The story exists in several variants. In some, both blades cut the leaves equally, but Muramasa's leaves stick to the blade while Masamune's slide past after being sliced. In others, the leaves cut by Masamune's blade reform and continue downstream. All versions reach the same moral conclusion.
Historians note that all known versions of this legend are historically impossible: the two smiths could not have met given the dates of their active careers. Still, both are treated as symbols of their respective periods. The legend persists because it says something Japan wanted to say about what a sword should be, and what kind of man should make one. The Masamune Prize, awarded irregularly at the Japanese Sword Making Competition, carries that same standard forward into the present.
Common questions
Who was Masamune the Japanese swordsmith?
Masamune was a medieval Japanese blacksmith active mainly between 1288 and 1328, working in Sagami Province during the Kamakura period. He is widely regarded as Japan's greatest swordsmith, known for creating tachi and tantō in the Sōshū school. Nine of his works are designated National Treasures of Japan.
What happened to the Honjo Masamune sword?
The Honjo Masamune was surrendered to a police station in Mejiro in December 1945 by its last known owner, Tokugawa Iemasa, under the American occupation's sword surrender order. In January 1946 it was handed to a man identified as Sgt. Coldy Bimore of the Foreign Liquidations Commission of AFWESPAC. Its location has been unknown ever since.
What are the Ten Great Disciples of Masamune?
The Juttetsu, or Ten Great Disciples of Masamune, are a group of ten swordsmiths out of the roughly fifteen he is believed to have trained.
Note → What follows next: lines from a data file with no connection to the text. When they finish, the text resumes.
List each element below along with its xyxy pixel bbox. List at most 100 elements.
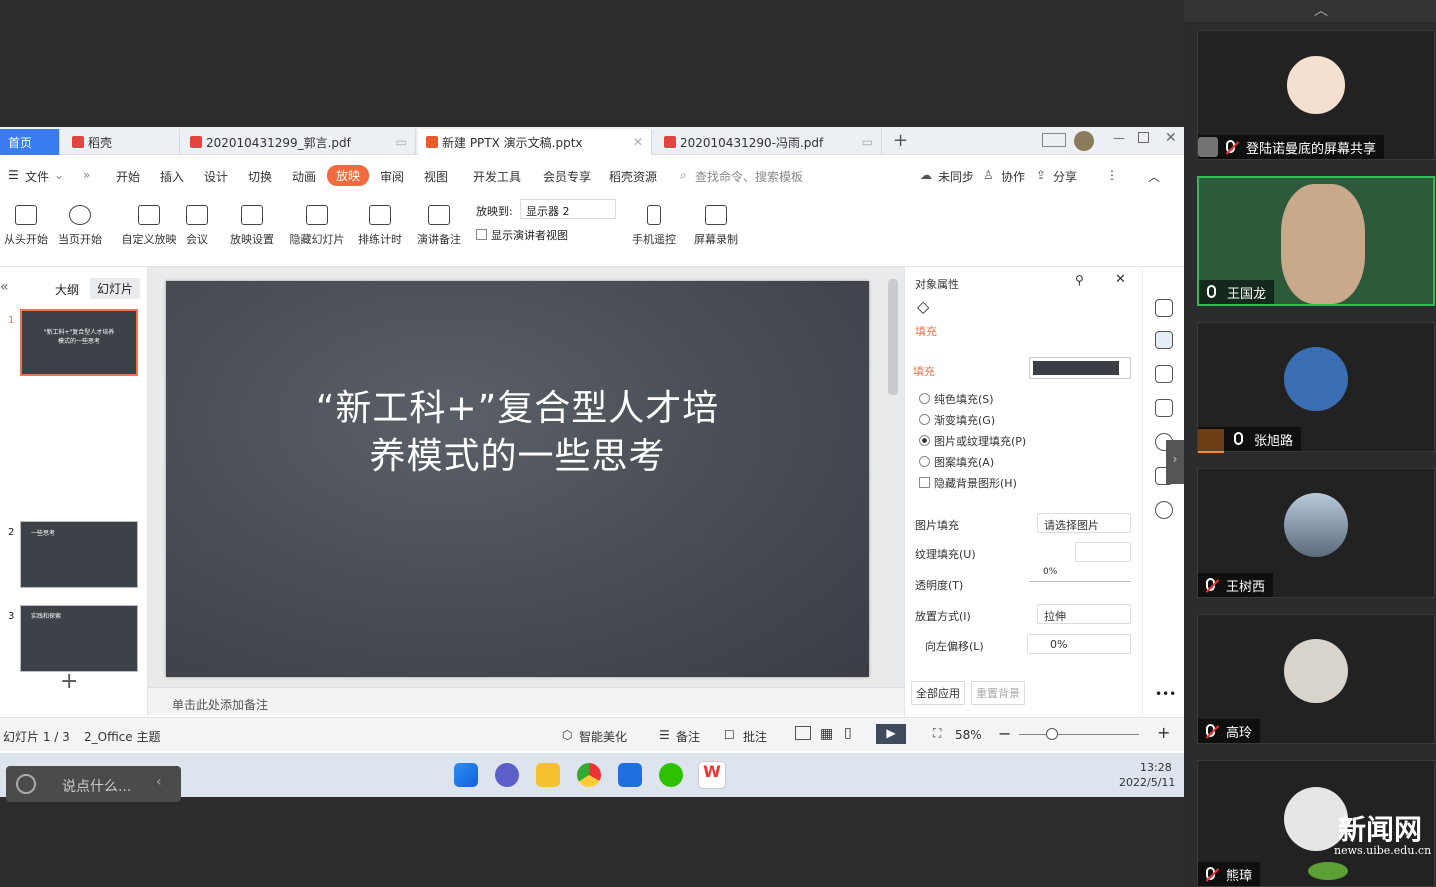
- command-search[interactable]: 查找命令、搜索模板: [695, 168, 803, 185]
- vertical-scrollbar[interactable]: [888, 279, 898, 395]
- tab-slides[interactable]: 幻灯片: [90, 278, 141, 299]
- collapse-left-icon[interactable]: «: [0, 279, 9, 295]
- menu-daoke-res[interactable]: 稻壳资源: [609, 168, 657, 185]
- slide-thumbnail-2[interactable]: 一些思考: [20, 521, 138, 588]
- more-icon[interactable]: »: [83, 168, 90, 182]
- presenter-view-checkbox[interactable]: [476, 229, 487, 240]
- wechat-icon[interactable]: [659, 763, 683, 787]
- meeting-app-icon[interactable]: [618, 763, 642, 787]
- add-tab-button[interactable]: +: [893, 130, 908, 151]
- smart-beautify-button[interactable]: 智能美化: [579, 728, 627, 745]
- hamburger-icon[interactable]: ☰: [8, 168, 19, 182]
- menu-review[interactable]: 审阅: [380, 168, 404, 185]
- menu-view[interactable]: 视图: [424, 168, 448, 185]
- menu-insert[interactable]: 插入: [160, 168, 184, 185]
- slide-thumbnail-1[interactable]: "新工科+"复合型人才培养模式的一些思考: [20, 309, 138, 376]
- chevron-left-icon[interactable]: ‹: [156, 774, 162, 790]
- menu-slideshow[interactable]: 放映: [327, 165, 370, 186]
- custom-show-button[interactable]: 自定义放映: [120, 205, 178, 247]
- speaker-notes-button[interactable]: 演讲备注: [415, 205, 463, 247]
- screen-record-button[interactable]: 屏幕录制: [692, 205, 740, 247]
- minimize-icon[interactable]: —: [1113, 131, 1125, 145]
- tab-daoke[interactable]: 稻壳: [64, 129, 180, 155]
- grid-view-icon[interactable]: ▦: [820, 726, 833, 742]
- radio-solid[interactable]: 纯色填充(S): [919, 391, 994, 407]
- meeting-button[interactable]: 会议: [184, 205, 210, 247]
- menu-file[interactable]: 文件: [25, 168, 49, 185]
- comment-input[interactable]: 说点什么...: [62, 776, 131, 796]
- tab-pptx[interactable]: 新建 PPTX 演示文稿.pptx ✕: [418, 129, 652, 155]
- texture-select[interactable]: [1075, 542, 1131, 562]
- notes-button[interactable]: 备注: [676, 728, 700, 745]
- star-icon[interactable]: [1155, 365, 1173, 383]
- pic-fill-select[interactable]: 请选择图片: [1037, 513, 1131, 533]
- tab-outline[interactable]: 大纲: [55, 281, 79, 298]
- show-settings-button[interactable]: 放映设置: [225, 205, 279, 247]
- tab-pin-icon[interactable]: ▭: [396, 135, 407, 149]
- collapse-ribbon-icon[interactable]: ︿: [1148, 168, 1160, 185]
- close-panel-icon[interactable]: ✕: [1115, 272, 1126, 287]
- maximize-icon[interactable]: [1138, 132, 1149, 143]
- play-current-button[interactable]: 当页开始: [57, 205, 103, 247]
- hide-bg-checkbox[interactable]: 隐藏背景图形(H): [919, 475, 1017, 491]
- zoom-in-icon[interactable]: +: [1157, 723, 1170, 742]
- slide-title[interactable]: “新工科+”复合型人才培 养模式的一些思考: [166, 385, 869, 481]
- notes-area[interactable]: 单击此处添加备注: [148, 687, 904, 715]
- tab-pdf-1[interactable]: 202010431299_郭言.pdf ▭: [182, 129, 416, 155]
- zoom-slider[interactable]: [1019, 734, 1139, 735]
- reading-view-icon[interactable]: ▯: [844, 725, 852, 741]
- fill-bucket-icon[interactable]: ◇: [917, 297, 929, 316]
- sync-status[interactable]: 未同步: [938, 168, 974, 185]
- chrome-icon[interactable]: [577, 763, 601, 787]
- panel-title[interactable]: 对象属性: [915, 276, 959, 292]
- rocket-icon[interactable]: [1155, 299, 1173, 317]
- properties-icon[interactable]: [1155, 331, 1173, 349]
- collab-button[interactable]: 协作: [1001, 168, 1025, 185]
- menu-vip[interactable]: 会员专享: [543, 168, 591, 185]
- menu-transition[interactable]: 切换: [248, 168, 272, 185]
- collapse-up-icon[interactable]: ︿: [1314, 0, 1328, 20]
- transparency-slider[interactable]: [1029, 581, 1131, 593]
- normal-view-icon[interactable]: [795, 726, 811, 740]
- add-slide-button[interactable]: +: [60, 669, 78, 694]
- pin-icon[interactable]: ⚲: [1075, 273, 1084, 287]
- play-from-start-button[interactable]: 从头开始: [3, 205, 49, 247]
- participant-tile[interactable]: 高玲: [1197, 614, 1435, 744]
- radio-picture[interactable]: 图片或纹理填充(P): [919, 433, 1026, 449]
- copy-icon[interactable]: [1155, 399, 1173, 417]
- more-icon[interactable]: •••: [1155, 687, 1176, 701]
- fill-color-dropdown[interactable]: [1029, 357, 1131, 379]
- layout-icon[interactable]: [1042, 133, 1066, 147]
- hide-slide-button[interactable]: 隐藏幻灯片: [288, 205, 346, 247]
- participant-tile[interactable]: 登陆诺曼底的屏幕共享: [1197, 30, 1435, 160]
- slide-canvas[interactable]: “新工科+”复合型人才培 养模式的一些思考: [166, 281, 869, 677]
- expand-panel-icon[interactable]: ›: [1166, 440, 1184, 484]
- play-icon[interactable]: ▶: [876, 724, 906, 744]
- more-options-icon[interactable]: ⋮: [1106, 168, 1118, 182]
- menu-start[interactable]: 开始: [116, 168, 140, 185]
- radio-gradient[interactable]: 渐变填充(G): [919, 412, 995, 428]
- participant-tile[interactable]: 王树西: [1197, 468, 1435, 598]
- comment-box[interactable]: 说点什么... ‹: [6, 766, 181, 802]
- menu-animation[interactable]: 动画: [292, 168, 316, 185]
- teams-icon[interactable]: [495, 763, 519, 787]
- tab-pin-icon[interactable]: ▭: [862, 135, 873, 149]
- participant-tile[interactable]: 张旭路: [1197, 322, 1435, 453]
- tab-home[interactable]: 首页: [0, 129, 60, 155]
- comment-button[interactable]: 批注: [743, 728, 767, 745]
- radio-pattern[interactable]: 图案填充(A): [919, 454, 994, 470]
- avatar[interactable]: [1074, 131, 1094, 151]
- emoji-icon[interactable]: [16, 774, 36, 794]
- chevron-down-icon[interactable]: ⌄: [54, 168, 64, 182]
- menu-design[interactable]: 设计: [204, 168, 228, 185]
- close-icon[interactable]: ✕: [633, 135, 643, 149]
- placement-select[interactable]: 拉伸: [1037, 604, 1131, 624]
- compass-icon[interactable]: [1155, 501, 1173, 519]
- zoom-level[interactable]: 58%: [955, 728, 982, 742]
- share-button[interactable]: 分享: [1053, 168, 1077, 185]
- start-icon[interactable]: [454, 763, 478, 787]
- monitor-select[interactable]: 显示器 2: [520, 199, 616, 219]
- participant-tile-speaker[interactable]: 王国龙: [1197, 176, 1435, 306]
- slide-thumbnail-3[interactable]: 实践和探索: [20, 605, 138, 672]
- tab-fill[interactable]: 填充: [915, 323, 937, 339]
They include Shizu Saburo Kaneuji, Kinju, Go Yoshihiro, Saeki Norishige, Saemonzaburo, Kunishige, Kunitsugu, Naotsuna, Chogi, and Kanemitsu. Their work spread the Sōshū tradition into regional schools across Japan including the Mino, Echizen, and Chikuzen traditions.
How many Masamune swords are listed in the Kyōhō Meibutsuchō?
The Kyōhō Meibutsuchō lists 59 swords attributed to Masamune out of a total of 248 entries, representing roughly one quarter of the entire catalogue. Of those 59, 18 had already been lost at the time of compilation. Supplemental volumes added two more, bringing the attributed total to 61.
What is the legend of Masamune vs Muramasa?
The legend describes a test where both smiths suspended their swords in a creek with the cutting edge against the current. Muramasa's blade cut everything that passed, while Masamune's left fish unharmed and cut only leaves. A watching monk declared Masamune's sword the finer of the two because it did not cut the innocent. Historians note the two smiths could not have actually met given the dates of their active careers.
What is the Masamune Prize in Japanese sword making?
The Masamune Prize is an award presented at the Japanese Sword Making Competition to a swordsmith who has created an exceptional work. It is not awarded every year, only when a blade of sufficient quality is produced.